相続放棄の効果とはどのようなものか

文責:所長 弁護士 白方 太郎

最終更新日:2022年06月20日

1 相続放棄の法的効果

 相続放棄は、ひとことで言えば、はじめから相続人ではなかったことになるという法的効果を持ちます。

 感覚的な表現をすると、相続の上では、被相続人とは全く関係のない他人になるということです。

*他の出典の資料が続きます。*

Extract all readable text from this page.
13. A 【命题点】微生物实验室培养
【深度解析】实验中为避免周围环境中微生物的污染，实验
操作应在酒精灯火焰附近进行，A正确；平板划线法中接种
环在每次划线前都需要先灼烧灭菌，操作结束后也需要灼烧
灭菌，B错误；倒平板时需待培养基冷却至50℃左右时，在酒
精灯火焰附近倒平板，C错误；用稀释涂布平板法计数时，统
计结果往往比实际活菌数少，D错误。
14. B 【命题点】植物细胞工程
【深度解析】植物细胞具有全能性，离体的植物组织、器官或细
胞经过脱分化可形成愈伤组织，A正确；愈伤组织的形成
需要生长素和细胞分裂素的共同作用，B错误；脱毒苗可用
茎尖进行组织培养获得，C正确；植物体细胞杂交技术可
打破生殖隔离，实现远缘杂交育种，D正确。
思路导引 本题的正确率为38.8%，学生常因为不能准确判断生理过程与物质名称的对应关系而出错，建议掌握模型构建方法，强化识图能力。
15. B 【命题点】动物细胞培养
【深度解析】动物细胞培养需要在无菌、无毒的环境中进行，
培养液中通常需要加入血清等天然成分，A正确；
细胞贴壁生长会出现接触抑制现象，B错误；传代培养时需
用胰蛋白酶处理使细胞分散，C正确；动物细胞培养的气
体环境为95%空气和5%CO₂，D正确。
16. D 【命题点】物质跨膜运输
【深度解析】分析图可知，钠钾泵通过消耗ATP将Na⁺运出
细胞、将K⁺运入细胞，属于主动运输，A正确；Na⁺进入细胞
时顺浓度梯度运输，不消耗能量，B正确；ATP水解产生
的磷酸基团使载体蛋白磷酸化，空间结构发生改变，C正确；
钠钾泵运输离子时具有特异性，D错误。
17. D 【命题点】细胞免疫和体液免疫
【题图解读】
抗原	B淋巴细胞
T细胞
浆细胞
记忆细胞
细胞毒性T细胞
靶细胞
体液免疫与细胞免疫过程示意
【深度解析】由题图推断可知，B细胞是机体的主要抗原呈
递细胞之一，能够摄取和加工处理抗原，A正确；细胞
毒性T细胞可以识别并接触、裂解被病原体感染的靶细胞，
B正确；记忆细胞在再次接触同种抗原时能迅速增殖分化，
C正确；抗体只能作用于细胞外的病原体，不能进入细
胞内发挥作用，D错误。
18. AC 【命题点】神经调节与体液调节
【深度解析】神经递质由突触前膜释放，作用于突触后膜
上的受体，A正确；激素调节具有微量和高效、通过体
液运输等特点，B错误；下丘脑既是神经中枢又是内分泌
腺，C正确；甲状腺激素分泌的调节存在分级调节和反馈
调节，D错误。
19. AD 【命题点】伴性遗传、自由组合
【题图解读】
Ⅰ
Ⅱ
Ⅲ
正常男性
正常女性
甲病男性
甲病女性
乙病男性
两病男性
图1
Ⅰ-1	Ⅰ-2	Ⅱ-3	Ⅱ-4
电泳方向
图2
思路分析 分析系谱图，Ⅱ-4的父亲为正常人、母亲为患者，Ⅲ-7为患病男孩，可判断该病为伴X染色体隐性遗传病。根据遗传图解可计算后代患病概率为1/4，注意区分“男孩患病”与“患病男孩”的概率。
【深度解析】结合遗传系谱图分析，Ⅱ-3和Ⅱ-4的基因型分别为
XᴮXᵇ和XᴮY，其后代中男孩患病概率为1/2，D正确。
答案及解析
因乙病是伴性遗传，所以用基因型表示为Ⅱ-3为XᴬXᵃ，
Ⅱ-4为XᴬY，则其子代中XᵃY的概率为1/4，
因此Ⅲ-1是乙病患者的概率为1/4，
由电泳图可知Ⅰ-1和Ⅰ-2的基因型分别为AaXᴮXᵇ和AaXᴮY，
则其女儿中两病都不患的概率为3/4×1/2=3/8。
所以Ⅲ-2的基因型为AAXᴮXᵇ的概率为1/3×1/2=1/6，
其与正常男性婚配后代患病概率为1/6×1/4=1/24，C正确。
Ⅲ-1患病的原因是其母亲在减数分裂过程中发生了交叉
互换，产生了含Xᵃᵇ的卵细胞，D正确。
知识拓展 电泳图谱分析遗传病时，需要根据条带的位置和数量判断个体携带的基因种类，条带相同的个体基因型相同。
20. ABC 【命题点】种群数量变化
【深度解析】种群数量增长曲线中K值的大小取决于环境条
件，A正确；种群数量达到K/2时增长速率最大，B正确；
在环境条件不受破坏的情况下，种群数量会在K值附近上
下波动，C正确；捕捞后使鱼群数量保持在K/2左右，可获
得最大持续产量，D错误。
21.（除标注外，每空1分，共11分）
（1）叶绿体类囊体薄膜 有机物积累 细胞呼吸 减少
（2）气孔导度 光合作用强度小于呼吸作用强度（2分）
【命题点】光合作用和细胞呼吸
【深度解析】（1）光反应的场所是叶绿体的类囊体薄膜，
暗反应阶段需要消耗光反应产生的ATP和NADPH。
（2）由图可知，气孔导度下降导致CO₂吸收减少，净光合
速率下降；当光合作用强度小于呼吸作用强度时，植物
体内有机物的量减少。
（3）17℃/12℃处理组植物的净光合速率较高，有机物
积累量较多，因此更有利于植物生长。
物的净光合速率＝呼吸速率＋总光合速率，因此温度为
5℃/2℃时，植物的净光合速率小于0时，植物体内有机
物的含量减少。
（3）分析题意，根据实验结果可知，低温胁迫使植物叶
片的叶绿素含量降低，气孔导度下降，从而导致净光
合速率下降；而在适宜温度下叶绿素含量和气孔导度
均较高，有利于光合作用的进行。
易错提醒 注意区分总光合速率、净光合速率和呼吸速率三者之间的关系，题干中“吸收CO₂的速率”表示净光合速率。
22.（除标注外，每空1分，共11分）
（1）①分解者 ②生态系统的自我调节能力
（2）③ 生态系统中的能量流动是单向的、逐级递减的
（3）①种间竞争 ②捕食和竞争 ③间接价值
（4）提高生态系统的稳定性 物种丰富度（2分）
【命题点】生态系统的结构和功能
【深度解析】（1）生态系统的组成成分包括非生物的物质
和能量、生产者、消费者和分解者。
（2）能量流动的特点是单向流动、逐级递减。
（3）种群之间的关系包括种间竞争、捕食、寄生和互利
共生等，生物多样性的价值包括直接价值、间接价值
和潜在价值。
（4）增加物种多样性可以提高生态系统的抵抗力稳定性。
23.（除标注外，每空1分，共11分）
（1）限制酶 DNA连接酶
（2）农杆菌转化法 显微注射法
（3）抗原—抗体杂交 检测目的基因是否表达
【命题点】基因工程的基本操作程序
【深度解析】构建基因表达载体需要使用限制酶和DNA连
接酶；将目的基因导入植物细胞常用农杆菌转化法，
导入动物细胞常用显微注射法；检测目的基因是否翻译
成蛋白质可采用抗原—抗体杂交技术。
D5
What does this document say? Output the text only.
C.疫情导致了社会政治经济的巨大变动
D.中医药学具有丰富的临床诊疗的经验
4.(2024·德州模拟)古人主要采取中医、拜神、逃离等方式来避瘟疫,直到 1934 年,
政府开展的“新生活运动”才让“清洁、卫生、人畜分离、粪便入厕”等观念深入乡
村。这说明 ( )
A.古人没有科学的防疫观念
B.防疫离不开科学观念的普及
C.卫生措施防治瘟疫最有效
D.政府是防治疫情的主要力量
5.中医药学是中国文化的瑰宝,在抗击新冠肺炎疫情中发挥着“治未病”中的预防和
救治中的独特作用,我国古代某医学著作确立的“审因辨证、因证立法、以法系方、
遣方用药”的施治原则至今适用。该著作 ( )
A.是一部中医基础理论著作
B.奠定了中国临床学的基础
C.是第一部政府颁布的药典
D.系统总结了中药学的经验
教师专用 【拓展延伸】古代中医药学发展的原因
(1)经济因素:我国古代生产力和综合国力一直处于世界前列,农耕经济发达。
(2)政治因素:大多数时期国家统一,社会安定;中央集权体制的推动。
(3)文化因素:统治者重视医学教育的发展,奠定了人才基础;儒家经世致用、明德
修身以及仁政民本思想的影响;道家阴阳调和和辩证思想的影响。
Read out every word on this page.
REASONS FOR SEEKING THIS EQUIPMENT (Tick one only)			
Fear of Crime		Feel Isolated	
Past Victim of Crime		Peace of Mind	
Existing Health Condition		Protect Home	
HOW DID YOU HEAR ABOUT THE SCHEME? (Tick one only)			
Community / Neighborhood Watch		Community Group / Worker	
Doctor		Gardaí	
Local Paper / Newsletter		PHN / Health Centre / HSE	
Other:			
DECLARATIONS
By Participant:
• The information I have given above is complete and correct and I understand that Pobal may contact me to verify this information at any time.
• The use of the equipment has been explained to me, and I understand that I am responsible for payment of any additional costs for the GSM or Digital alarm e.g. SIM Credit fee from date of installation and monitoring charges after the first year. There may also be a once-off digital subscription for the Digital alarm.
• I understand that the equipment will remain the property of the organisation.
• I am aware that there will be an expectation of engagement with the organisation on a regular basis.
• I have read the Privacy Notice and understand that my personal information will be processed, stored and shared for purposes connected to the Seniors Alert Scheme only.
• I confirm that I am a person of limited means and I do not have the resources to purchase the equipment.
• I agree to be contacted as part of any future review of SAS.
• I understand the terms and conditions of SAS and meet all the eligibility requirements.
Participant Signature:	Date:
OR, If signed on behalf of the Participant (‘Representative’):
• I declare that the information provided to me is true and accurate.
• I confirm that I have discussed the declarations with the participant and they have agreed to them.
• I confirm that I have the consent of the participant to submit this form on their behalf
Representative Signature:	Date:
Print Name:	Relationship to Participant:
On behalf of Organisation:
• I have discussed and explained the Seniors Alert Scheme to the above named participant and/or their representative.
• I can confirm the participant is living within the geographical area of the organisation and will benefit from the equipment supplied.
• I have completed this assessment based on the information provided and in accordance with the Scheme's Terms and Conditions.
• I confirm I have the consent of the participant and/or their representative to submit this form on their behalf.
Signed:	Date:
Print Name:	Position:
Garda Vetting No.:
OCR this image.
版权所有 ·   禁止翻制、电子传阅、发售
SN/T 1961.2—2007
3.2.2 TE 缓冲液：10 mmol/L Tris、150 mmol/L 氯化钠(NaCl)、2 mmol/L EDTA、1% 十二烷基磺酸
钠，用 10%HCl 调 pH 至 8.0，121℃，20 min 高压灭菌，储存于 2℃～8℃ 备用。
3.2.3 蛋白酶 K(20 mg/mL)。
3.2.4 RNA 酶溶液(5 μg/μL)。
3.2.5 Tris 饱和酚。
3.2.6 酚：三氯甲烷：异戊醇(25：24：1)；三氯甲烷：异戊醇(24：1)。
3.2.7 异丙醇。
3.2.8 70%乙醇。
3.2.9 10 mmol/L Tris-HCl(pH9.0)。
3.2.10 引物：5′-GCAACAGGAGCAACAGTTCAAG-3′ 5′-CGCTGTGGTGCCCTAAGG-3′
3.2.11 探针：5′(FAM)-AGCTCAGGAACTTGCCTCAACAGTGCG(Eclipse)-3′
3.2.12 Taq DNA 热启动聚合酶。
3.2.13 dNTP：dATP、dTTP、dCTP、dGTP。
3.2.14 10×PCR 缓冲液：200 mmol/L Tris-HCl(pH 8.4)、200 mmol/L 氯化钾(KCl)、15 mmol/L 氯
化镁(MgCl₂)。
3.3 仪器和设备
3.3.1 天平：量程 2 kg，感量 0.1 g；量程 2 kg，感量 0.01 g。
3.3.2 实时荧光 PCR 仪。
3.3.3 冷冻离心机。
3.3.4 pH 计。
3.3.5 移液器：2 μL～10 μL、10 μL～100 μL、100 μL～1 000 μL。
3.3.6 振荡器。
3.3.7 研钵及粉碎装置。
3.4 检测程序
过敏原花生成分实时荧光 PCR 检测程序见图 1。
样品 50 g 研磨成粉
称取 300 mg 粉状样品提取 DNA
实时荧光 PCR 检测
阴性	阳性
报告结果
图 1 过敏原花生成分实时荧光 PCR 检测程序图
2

 この効果によって、実際にどのような違いが出てくるか、以下に具体的な例を説明します。

2 相続債務を負わない

 相続放棄をすると、被相続人のプラスの財産を得られない代わりに、被相続人の債務を免れることができます。

 実務上、被相続人に債務があることから、相続放棄をしたいという方が多くいらっしゃいますので、この効果は非常に重要です。

 実は、遺産分割協議において、相続しない(遺産を一切受け取らない)という取り決めをしても、原則として相続債務は免れることができません。

 相続債務を免れるためには、相続放棄をする必要があります。

3 相続手続きに関わらずに済む

 他の相続人と険悪な関係であったり、遺産分割協議をすると危害を加えてくるおそれがある相続人がいるなど、遺産を取得しないことと引き換えに相続手続きから離脱できるという効果もあります。

 正確に表現すると、相続人でなくなる以上、相続手続きに関わることができなくなります。

 相続放棄完了後、裁判所から交付される相続放棄申述受理通知書の写し等を他の相続人に送付し、一切相続に関わらない(関われない)旨を伝えることで、相続のストレスから解放されます。

 なお、相続放棄をすると相続人ではなくなるという効果があることから、兄弟がいる場合には、兄弟の法定相続割合が増える効果もあります。

4 特定の相続人に遺産を集約する

 地方に残った相続人が家業を全て継ぐ場合など、負債も含めて先代被相続人の財産をすべて特定の相続人に集約したいというケースもあります。

 この場合、他の相続人全員が相続放棄をすることで、自動的にすべての遺産を、残った1人の相続人が相続するという形になります。

 特に負債については、この方法を取らない限り、金融機関等の同意を得ないと特定の相続人に集約することができないので、この効果は重要です。